Not that I see Israel as an evil place wreaking havoc in the Middle East - it is a complex problem, with no easy solutions (self evidently, or they would have been found by people of good will before now!)
Whilst growing up I knew more than one person who had survived the concentration camps - not all of them Jewish - and have some empathy with the real 'tribal' fear that if Jews don't protect their own, no one else will. After all, historically no one (or rather very few, let us not forget that there were a few people who did what they could) protested at the genocide. The silence was deafening.

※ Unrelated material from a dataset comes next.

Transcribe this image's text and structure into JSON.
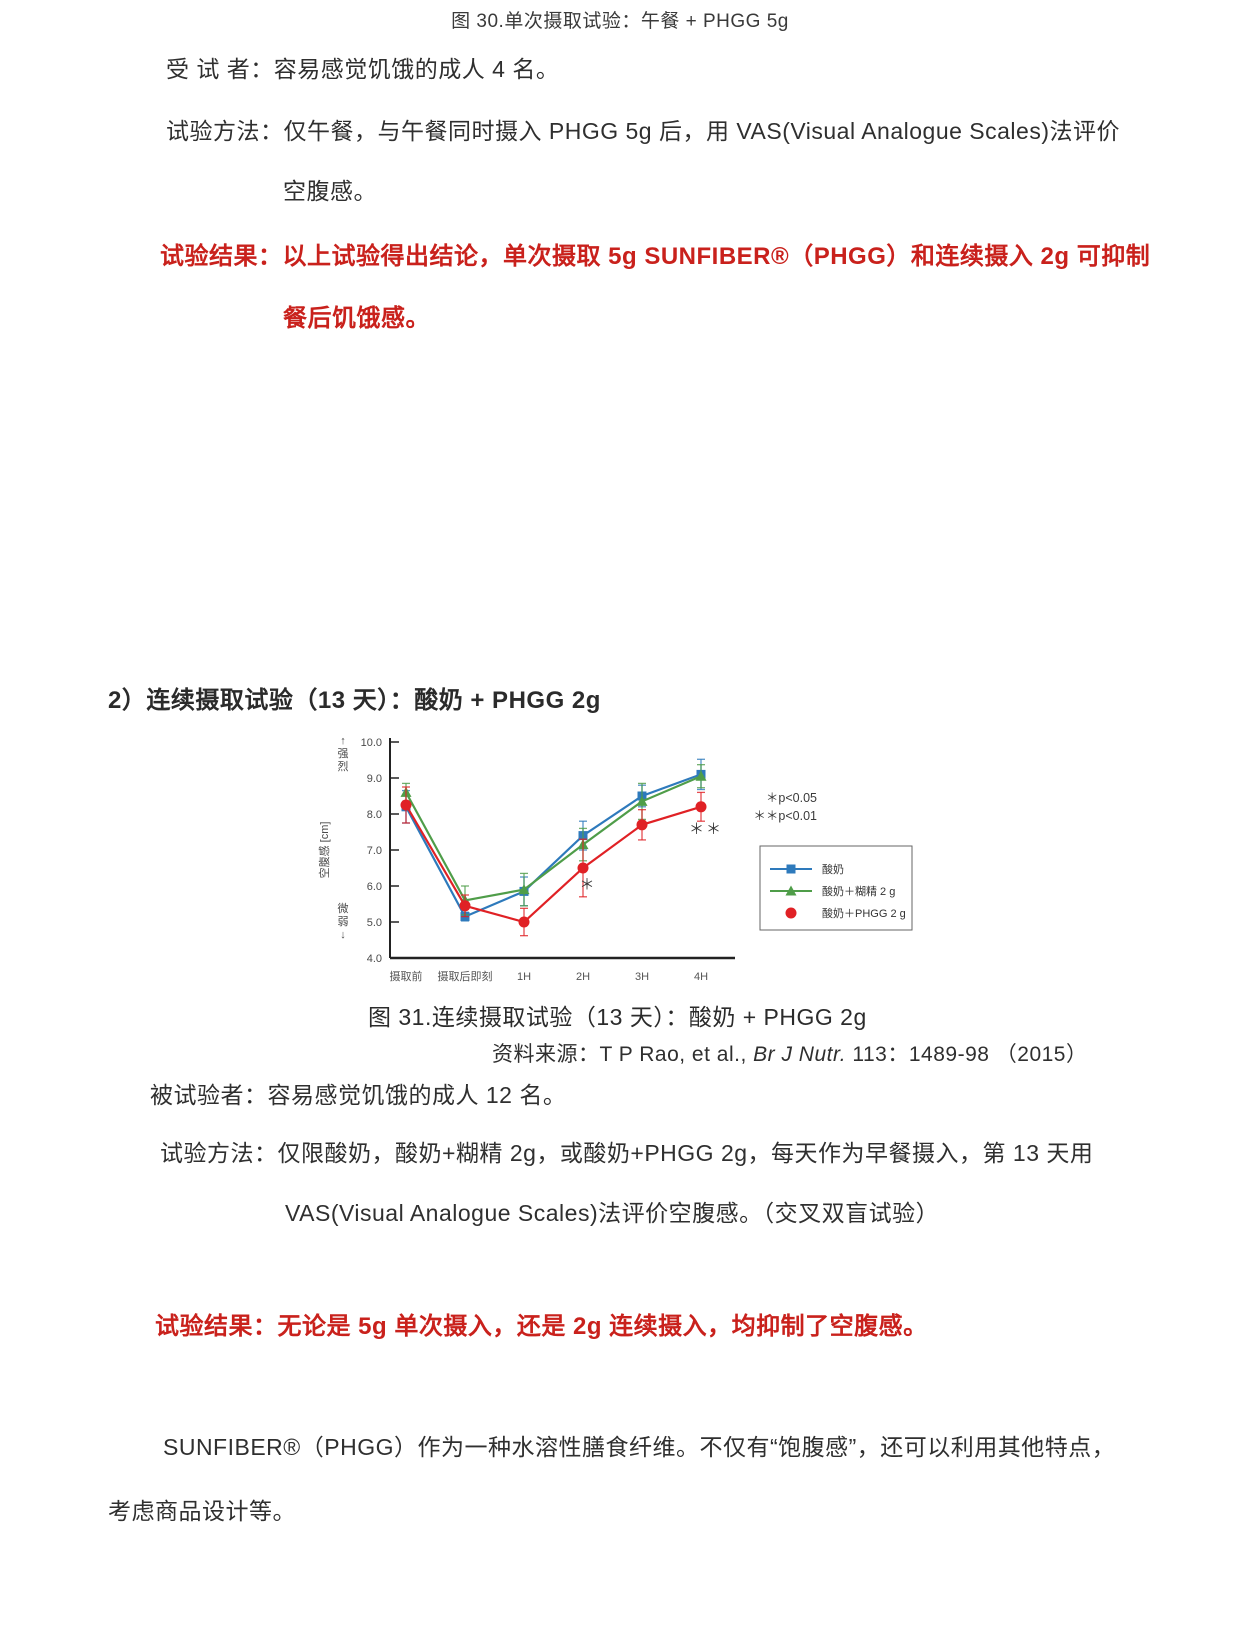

And shameful.
However, I think that there is a feeling growing that this is no justification for Israeli actions towards the Palestinians in Gaza and the West Bank (indeed that their history should make them more, not less understanding of the conditions in which the Palestinians live), and that the constant harping back to the feeling of vulnerability stemming from the holocaust (and from 1948 and 1967) is something which Jews and Jewish Israelis should 'get over'.

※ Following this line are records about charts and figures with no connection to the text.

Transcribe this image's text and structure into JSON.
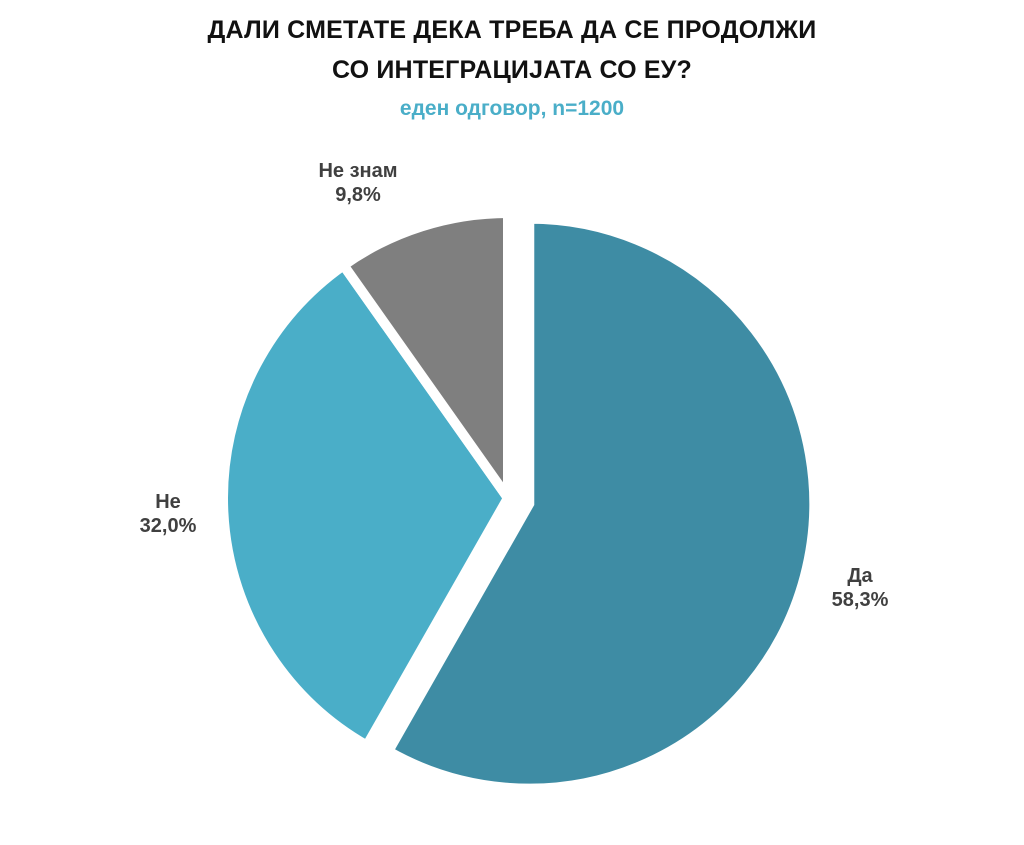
{
  "chart_data": {
    "type": "pie",
    "title_lines": [
      "ДАЛИ СМЕТАТЕ ДЕКА ТРЕБА ДА СЕ ПРОДОЛЖИ",
      "СО ИНТЕГРАЦИЈАТА СО ЕУ?"
    ],
    "subtitle": "еден одговор, n=1200",
    "slices": [
      {
        "label": "Да",
        "value": 58.3,
        "value_text": "58,3%",
        "color": "#3e8ca4",
        "exploded": true
      },
      {
        "label": "Не",
        "value": 32.0,
        "value_text": "32,0%",
        "color": "#4aaec8",
        "exploded": false
      },
      {
        "label": "Не знам",
        "value": 9.8,
        "value_text": "9,8%",
        "color": "#7f7f7f",
        "exploded": false
      }
    ],
    "start_angle": "12 o'clock",
    "direction": "clockwise",
    "legend": "none",
    "colors": {
      "title": "#111111",
      "subtitle": "#4aaec8",
      "labels": "#404040"
    }
  }
}
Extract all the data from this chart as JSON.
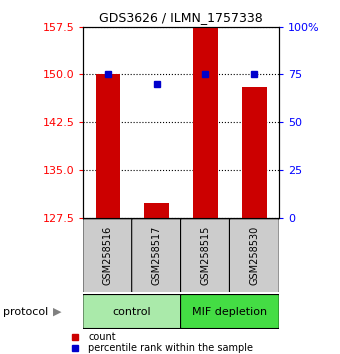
{
  "title": "GDS3626 / ILMN_1757338",
  "samples": [
    "GSM258516",
    "GSM258517",
    "GSM258515",
    "GSM258530"
  ],
  "counts": [
    150.0,
    129.8,
    157.2,
    148.0
  ],
  "percentiles": [
    75.0,
    70.0,
    75.0,
    75.0
  ],
  "y_min": 127.5,
  "y_max": 157.5,
  "y_ticks_left": [
    127.5,
    135,
    142.5,
    150,
    157.5
  ],
  "y2_ticks": [
    0,
    25,
    50,
    75,
    100
  ],
  "bar_color": "#cc0000",
  "dot_color": "#0000cc",
  "bar_width": 0.5,
  "groups": [
    {
      "label": "control",
      "samples": [
        0,
        1
      ],
      "color": "#aaeaaa"
    },
    {
      "label": "MIF depletion",
      "samples": [
        2,
        3
      ],
      "color": "#44dd44"
    }
  ],
  "group_box_color": "#cccccc",
  "legend_count_color": "#cc0000",
  "legend_pct_color": "#0000cc",
  "title_fontsize": 9,
  "tick_fontsize": 8,
  "sample_fontsize": 7,
  "group_fontsize": 8,
  "legend_fontsize": 7
}
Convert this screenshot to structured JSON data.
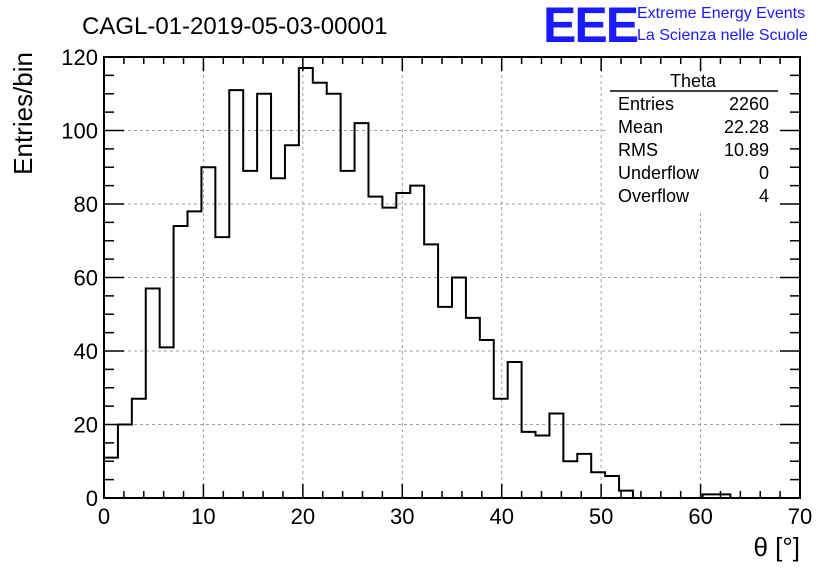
{
  "chart_data": {
    "type": "bar",
    "title": "CAGL-01-2019-05-03-00001",
    "xlabel": "θ [°]",
    "ylabel": "Entries/bin",
    "xlim": [
      0,
      70
    ],
    "ylim": [
      0,
      120
    ],
    "x_ticks": [
      0,
      10,
      20,
      30,
      40,
      50,
      60,
      70
    ],
    "y_ticks": [
      0,
      20,
      40,
      60,
      80,
      100,
      120
    ],
    "grid": true,
    "bin_width": 1.4,
    "bin_edges_start": 0,
    "values": [
      11,
      20,
      27,
      57,
      41,
      74,
      78,
      90,
      71,
      111,
      89,
      110,
      87,
      96,
      117,
      113,
      110,
      89,
      102,
      82,
      79,
      83,
      85,
      69,
      52,
      60,
      49,
      43,
      27,
      37,
      18,
      17,
      23,
      10,
      12,
      7,
      6,
      2,
      0,
      0,
      0,
      0,
      0,
      1,
      1,
      0,
      0,
      0,
      0,
      0
    ]
  },
  "stats_box": {
    "title": "Theta",
    "rows": [
      {
        "label": "Entries",
        "value": "2260"
      },
      {
        "label": "Mean",
        "value": "22.28"
      },
      {
        "label": "RMS",
        "value": "10.89"
      },
      {
        "label": "Underflow",
        "value": "0"
      },
      {
        "label": "Overflow",
        "value": "4"
      }
    ]
  },
  "logo": {
    "mark": "EEE",
    "line1": "Extreme Energy Events",
    "line2": "La Scienza nelle Scuole"
  }
}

I am not sure that I am expressing this well, and I do not think that Jews should be expected to forget their history (nor do I think they could), nor that the rest of the world should ever forget just what man's inhumanity is capable of, and what happened in Europe, not just during (and immediately prior to) the second world war, but also further back in history. I live near York. I never walk past Clifford's tower without thinking of the Jews who took refuge there hundreds of years ago, and took their own lives rather than face the baying mob outside.
I do not however think that this history excuses injustice in the present.
What do you think Rev? Lisa? Anyone else?